Again, consider the politics of the Civil War. In 1863 the Northern street--the term didn't exist then, but the concept did--rose, and New York saw the worst rioting in our nation's history. The rioters' cause was ending the draft on which Lincoln's war depended. A year later Lincoln seemed headed for electoral defeat, even as Grant's and Sherman's armies seemed headed for decisive military victories. Victory often seems most elusive to civilians when it is most nearly within soldiers' grasp. And noble causes often do not sound noble to the nation whose sons must fight for them. (Those who do the fighting understand: Lincoln had the overwhelming support of soldiers in the field, and I would bet my next paycheck that today's soldiers overwhelmingly support fighting through to victory in Iraq.) In many American towns and cities, then as now, the cause of freedom for others did not seem a cause worth fighting and dying for.
But it is, partly because--as Lincoln saw better than anyone--others' freedom helps to guarantee our own. A world where Southern planters ruled their slaves with the lash was a world where Northerners' rights could never be secure; if birth and privilege and caste reigned supreme in the South, those things would more easily reign elsewhere, closer to Northern homes. Lincoln had it right: Either democracy and freedom would go on to new heights or they might well "perish from the earth." So too today. A world full of Islamic autocrats is a world full of little bin Ladens eager to give their lives to kill Americans. A world full of Islamic democracies gives young Muslim men different outlets for their passions. That obviously means better lives for them. But it also means better and safer lives for us.
None of this excuses the bungling and bad management that have plagued the Iraq war. HEY, IT'S THE NEW REPUBLIC!The administration has made some terrible mistakes that have cost precious lives, both among our soldiers and among Iraqi civilians. But bungling and bad management were far more evident in Lincoln's war than they have been in Bush's. Most wars are bungled; battle plans routinely go awry. Sometimes, error gives rise to larger truths; nations can stumble unawares onto great opportunities. So it was in the 1860s. So it is today in the Middle East.

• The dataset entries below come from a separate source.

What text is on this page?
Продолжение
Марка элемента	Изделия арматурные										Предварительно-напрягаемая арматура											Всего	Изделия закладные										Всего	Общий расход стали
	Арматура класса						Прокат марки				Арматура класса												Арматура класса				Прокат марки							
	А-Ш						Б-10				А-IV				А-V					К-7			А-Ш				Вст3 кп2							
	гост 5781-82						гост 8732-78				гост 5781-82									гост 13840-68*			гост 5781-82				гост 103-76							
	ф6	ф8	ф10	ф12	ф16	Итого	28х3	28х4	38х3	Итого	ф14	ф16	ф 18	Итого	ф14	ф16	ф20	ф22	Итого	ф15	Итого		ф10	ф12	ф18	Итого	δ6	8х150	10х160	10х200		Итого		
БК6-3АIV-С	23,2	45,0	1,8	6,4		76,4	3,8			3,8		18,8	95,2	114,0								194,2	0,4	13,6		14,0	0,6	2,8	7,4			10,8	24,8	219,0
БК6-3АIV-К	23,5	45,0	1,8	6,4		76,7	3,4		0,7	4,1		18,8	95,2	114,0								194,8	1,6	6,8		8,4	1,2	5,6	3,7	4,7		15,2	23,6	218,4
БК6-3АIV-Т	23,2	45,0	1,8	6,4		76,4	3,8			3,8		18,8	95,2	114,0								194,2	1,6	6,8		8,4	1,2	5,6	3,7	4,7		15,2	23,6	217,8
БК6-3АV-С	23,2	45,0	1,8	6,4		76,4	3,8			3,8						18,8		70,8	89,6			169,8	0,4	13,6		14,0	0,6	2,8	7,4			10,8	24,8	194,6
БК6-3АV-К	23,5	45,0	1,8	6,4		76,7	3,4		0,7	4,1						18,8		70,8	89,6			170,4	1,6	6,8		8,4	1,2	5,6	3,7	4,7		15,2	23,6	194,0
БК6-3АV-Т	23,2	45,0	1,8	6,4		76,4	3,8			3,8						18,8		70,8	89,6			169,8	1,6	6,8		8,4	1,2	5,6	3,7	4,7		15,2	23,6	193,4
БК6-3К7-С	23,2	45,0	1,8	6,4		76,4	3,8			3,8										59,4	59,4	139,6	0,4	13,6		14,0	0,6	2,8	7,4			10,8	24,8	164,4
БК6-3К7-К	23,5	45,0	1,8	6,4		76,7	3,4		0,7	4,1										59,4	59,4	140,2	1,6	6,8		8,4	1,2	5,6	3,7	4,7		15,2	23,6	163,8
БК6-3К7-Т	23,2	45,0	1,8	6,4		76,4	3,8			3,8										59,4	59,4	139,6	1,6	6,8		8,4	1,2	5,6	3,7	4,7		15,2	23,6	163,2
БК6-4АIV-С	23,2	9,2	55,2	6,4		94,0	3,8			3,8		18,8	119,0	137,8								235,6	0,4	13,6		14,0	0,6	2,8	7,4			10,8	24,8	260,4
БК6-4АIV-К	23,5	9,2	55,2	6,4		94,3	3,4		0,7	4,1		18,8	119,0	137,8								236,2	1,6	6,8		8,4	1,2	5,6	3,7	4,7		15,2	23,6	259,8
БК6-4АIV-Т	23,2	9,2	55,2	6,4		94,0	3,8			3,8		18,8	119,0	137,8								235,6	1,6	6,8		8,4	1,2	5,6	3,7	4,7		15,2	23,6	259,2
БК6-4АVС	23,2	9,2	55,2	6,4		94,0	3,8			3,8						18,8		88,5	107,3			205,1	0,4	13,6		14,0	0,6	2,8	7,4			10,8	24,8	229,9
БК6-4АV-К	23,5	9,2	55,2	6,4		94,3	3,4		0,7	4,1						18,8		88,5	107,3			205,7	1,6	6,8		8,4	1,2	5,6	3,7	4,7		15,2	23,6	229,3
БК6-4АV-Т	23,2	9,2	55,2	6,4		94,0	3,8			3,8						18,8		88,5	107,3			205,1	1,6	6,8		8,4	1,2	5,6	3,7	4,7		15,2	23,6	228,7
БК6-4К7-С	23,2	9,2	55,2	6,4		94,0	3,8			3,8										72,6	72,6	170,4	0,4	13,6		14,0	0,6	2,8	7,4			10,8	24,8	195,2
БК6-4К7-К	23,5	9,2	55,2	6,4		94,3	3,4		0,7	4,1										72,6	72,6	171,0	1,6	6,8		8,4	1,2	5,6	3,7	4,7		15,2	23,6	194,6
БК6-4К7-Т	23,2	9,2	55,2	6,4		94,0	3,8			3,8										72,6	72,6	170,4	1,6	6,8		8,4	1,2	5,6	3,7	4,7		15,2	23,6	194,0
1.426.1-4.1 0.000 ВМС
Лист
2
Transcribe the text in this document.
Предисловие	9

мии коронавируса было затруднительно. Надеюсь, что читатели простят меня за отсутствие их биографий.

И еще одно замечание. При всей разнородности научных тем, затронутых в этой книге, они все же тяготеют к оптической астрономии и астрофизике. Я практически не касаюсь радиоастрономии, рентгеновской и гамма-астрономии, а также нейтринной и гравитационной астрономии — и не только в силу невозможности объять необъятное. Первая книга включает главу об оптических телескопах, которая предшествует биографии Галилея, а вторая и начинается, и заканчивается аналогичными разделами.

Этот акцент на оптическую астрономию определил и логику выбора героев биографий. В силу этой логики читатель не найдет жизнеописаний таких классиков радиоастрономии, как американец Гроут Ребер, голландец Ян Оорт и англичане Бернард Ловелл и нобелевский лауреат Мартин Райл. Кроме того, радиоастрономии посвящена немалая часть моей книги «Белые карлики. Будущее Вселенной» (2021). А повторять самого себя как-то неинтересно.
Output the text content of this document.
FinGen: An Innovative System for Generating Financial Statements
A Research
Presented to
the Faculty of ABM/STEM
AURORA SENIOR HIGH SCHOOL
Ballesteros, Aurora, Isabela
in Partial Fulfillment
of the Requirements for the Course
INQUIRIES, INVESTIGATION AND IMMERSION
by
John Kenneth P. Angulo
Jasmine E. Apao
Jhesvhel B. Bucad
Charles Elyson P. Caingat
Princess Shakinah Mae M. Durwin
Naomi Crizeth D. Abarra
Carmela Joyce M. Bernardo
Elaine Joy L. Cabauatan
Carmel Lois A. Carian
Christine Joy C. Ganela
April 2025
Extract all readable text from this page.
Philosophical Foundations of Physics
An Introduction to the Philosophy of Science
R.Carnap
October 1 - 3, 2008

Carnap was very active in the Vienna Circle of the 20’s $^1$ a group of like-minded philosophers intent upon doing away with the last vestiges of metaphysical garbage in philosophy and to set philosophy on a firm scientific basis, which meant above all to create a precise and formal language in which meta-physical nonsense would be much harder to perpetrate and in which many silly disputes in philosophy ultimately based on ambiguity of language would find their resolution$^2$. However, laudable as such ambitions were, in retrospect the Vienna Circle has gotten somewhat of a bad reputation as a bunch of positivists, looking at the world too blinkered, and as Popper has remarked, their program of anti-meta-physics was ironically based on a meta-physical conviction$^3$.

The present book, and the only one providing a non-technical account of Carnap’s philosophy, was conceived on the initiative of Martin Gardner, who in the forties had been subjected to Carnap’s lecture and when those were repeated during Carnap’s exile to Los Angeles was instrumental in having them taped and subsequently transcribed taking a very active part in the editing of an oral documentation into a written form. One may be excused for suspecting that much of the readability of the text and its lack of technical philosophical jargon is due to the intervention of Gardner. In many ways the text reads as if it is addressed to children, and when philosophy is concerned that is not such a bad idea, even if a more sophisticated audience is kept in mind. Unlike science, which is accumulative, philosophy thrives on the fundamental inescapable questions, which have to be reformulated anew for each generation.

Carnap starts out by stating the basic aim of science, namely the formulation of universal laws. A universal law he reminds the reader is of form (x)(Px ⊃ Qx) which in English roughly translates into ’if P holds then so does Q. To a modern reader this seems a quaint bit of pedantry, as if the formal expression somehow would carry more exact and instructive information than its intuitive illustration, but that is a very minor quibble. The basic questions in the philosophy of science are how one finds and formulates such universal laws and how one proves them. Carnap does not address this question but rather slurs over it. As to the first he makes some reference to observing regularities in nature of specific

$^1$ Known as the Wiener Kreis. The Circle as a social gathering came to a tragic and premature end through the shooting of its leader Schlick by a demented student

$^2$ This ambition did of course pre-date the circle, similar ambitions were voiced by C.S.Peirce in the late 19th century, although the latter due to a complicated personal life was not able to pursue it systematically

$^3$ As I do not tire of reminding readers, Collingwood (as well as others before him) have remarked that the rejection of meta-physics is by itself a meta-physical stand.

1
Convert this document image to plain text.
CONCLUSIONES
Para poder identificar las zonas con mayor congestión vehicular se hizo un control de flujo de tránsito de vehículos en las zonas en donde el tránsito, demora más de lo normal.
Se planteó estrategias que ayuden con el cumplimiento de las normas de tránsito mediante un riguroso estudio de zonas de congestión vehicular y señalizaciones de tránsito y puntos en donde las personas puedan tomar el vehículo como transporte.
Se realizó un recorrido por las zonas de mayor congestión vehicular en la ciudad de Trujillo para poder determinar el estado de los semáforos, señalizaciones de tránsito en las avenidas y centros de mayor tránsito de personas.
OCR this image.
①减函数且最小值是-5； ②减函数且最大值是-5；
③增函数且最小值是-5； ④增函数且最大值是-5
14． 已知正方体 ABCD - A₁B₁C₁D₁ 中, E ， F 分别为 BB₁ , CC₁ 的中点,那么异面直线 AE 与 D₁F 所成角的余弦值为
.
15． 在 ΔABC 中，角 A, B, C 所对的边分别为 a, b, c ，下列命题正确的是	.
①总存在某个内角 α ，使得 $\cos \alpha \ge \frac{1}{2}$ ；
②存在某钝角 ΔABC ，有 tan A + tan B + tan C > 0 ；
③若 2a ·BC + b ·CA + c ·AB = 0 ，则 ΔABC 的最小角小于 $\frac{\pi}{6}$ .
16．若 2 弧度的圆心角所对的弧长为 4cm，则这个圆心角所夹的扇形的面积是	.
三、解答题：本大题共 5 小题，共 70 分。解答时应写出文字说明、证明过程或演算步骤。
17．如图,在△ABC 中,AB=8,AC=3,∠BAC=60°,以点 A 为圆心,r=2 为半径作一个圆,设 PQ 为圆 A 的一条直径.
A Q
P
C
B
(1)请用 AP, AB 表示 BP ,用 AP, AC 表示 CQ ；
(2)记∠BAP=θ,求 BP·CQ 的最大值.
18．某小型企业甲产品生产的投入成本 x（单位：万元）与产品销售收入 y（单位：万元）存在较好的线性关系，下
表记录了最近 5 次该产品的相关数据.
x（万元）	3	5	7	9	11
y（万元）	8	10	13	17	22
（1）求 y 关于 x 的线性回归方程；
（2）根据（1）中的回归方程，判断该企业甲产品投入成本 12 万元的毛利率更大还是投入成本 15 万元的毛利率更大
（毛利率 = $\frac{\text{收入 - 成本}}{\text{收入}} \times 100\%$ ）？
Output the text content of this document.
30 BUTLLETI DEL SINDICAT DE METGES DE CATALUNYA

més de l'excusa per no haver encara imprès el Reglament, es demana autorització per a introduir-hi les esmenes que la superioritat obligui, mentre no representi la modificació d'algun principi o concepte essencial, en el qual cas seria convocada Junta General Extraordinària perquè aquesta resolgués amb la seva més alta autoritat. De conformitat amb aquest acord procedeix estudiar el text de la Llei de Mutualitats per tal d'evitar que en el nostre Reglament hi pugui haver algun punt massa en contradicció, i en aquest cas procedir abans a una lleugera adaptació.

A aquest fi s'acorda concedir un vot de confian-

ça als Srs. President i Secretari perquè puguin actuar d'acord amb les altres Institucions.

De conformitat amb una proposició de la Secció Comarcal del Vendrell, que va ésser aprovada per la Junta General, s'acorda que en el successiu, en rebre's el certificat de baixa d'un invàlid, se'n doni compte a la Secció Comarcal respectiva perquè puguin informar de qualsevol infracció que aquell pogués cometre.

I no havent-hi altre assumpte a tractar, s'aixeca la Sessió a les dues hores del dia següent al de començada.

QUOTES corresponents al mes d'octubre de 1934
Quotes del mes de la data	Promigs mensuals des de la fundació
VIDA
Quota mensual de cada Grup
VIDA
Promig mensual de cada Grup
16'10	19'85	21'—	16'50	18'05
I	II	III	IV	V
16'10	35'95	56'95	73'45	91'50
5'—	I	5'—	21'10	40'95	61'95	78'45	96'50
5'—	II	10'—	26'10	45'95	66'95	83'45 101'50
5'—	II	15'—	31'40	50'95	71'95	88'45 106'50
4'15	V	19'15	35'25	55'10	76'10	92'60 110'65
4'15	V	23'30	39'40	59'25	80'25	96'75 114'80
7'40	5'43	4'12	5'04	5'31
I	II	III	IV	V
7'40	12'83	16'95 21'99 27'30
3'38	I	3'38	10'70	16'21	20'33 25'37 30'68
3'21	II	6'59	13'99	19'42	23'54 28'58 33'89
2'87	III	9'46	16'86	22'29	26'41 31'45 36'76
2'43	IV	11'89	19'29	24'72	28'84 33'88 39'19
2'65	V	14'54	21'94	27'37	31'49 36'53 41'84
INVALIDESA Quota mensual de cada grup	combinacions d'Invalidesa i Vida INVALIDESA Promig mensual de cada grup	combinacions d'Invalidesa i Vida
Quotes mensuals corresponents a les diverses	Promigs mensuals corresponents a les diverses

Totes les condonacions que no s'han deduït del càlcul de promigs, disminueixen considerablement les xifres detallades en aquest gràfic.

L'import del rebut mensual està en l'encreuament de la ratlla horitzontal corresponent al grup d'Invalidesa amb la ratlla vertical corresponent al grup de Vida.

Two-and-a-half years ago, our armed forces set out to fight a small war with a small objective. Today we find ourselves in a larger war with a larger and vastly better purpose. It would be one of history's sadder ironies were we to turn away because that better purpose is not the one we set out to achieve. Either we fight the fight our enemies have chosen until they are defeated or (better still) dead, or millions of Muslim men and women may lose their "last, best hope"--and we may face a mushroom cloud over Manhattan, the work of one of the many Mohamed Attas that Middle Eastern autocracies have bred over the last generation. The choice belongs not to the president alone, but to all of us. Here's hoping we choose as wisely as Lincoln's generation did.
William J. Stuntz is a professor at Harvard Law School.